Ratan Tata, who has died aged 86, was one of India's most internationally recognised business leaders. The tycoon led the Tata Group - known as a "salt-to-software" conglomerate of more than 100 companies, employing some 660,000 people - for more than two decades. Its annual revenues are in excess of $100bn (£76.
5bn). Founded by Jamsetji Tata, a pioneer of Indian business, the 155-year-old Tata Group straddles a business empire ranging from Jaguar Land Rover and Tata Steel to aviation and salt pans. The ethos of the company "yokes capitalism to philanthropy, by doing business in ways that make the lives of others better", according to Peter Casey, author of The Story of Tata, an authorised book on the group.

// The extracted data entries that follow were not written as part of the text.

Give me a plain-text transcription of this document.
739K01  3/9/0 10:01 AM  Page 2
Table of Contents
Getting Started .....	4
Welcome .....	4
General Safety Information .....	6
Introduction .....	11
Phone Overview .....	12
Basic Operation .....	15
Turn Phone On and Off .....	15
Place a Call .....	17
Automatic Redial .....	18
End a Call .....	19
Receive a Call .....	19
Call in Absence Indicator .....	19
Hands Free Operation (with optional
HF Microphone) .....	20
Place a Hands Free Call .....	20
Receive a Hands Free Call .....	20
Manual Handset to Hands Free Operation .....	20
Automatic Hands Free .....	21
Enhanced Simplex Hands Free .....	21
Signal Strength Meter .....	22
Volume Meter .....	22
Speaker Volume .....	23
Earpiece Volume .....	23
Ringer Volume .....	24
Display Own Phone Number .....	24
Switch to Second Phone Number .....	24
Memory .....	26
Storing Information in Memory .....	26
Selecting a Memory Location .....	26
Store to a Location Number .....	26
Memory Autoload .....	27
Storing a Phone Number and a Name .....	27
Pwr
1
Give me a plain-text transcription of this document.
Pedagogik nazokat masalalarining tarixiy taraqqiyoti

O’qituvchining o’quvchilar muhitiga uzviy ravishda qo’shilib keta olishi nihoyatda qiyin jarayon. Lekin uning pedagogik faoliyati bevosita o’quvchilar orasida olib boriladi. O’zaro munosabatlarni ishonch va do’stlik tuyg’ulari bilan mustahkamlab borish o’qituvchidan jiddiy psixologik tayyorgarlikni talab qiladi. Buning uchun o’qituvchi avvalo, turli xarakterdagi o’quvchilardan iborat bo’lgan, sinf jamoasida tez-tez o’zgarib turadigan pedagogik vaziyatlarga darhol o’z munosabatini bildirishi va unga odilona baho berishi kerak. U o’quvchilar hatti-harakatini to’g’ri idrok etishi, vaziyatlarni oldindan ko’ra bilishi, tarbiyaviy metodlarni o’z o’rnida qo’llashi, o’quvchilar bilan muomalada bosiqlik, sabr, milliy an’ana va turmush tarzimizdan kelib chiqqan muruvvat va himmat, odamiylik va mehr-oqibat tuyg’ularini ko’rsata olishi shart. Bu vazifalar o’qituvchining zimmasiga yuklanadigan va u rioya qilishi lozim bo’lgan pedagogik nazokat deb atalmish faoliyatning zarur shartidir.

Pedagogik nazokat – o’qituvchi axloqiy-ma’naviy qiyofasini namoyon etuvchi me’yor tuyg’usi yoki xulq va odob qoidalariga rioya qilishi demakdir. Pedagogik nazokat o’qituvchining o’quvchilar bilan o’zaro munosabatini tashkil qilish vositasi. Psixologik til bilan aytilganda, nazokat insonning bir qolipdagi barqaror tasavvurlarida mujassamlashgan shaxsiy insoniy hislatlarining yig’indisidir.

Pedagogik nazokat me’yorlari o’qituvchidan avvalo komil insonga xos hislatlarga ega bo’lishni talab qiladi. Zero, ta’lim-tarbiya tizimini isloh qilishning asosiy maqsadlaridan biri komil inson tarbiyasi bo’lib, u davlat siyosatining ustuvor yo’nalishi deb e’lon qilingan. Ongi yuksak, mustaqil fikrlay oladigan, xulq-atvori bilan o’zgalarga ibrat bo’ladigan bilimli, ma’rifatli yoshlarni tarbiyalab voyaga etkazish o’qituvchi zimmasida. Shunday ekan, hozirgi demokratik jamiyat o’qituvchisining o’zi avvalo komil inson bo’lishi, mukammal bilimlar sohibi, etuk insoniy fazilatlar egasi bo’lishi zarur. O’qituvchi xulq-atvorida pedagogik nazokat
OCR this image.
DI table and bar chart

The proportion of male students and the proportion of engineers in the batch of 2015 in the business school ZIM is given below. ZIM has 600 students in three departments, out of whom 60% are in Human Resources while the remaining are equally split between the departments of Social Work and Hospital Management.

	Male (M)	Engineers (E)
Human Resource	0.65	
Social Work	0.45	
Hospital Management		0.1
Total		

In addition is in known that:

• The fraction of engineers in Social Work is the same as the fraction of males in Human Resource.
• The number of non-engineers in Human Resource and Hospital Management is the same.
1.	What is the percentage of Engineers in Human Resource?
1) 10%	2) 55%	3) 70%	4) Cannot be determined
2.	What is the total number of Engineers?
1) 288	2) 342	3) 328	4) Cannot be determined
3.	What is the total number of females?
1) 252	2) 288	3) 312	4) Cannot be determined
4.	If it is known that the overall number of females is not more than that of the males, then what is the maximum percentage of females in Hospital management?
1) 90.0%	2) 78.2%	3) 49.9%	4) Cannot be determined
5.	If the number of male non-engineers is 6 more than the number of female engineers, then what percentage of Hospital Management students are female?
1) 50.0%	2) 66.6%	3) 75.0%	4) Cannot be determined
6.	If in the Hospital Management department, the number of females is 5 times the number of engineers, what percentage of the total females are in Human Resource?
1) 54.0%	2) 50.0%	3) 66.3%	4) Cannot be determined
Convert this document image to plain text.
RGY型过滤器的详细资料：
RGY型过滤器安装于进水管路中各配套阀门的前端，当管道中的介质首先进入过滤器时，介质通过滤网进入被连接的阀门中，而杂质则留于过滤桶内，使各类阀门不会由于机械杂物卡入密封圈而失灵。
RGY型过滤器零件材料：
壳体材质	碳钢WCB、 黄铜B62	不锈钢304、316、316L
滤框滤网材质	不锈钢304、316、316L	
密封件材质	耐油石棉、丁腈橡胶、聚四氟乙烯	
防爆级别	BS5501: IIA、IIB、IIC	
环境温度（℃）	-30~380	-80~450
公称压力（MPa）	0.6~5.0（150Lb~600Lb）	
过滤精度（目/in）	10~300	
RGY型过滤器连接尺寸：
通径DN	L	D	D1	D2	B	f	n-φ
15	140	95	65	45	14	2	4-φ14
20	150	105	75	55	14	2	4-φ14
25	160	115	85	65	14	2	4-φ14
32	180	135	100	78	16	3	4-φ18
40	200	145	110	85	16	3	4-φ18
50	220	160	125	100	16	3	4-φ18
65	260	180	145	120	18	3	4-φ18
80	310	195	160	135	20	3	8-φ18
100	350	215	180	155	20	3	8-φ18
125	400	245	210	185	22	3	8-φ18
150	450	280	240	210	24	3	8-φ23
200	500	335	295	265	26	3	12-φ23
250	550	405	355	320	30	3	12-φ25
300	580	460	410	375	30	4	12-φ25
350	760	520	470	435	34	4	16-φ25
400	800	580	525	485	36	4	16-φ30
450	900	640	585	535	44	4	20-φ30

Tata Sons, the holding company of the group, has a "number of companies that includes privately held and publicly traded companies, yet they are in essence all owned by a philanthropic trust", he explains. Ratan Tata was born in 1937 in a traditional family of Parsis - a highly educated and prosperous community that traces its ancestry to Zoroastrian refugees in India. His parents separated in the 1940s.
Tata went to college in the US, where he got a degree in architecture at Cornell University. During his seven-year-long stay, he learned to drive cars and fly. He had some harrowing experiences: he once lost an engine while flying a helicopter in college and twice lost the single engine in his plane.
"So I had to glide in," he told an interviewer. Later, he would often f.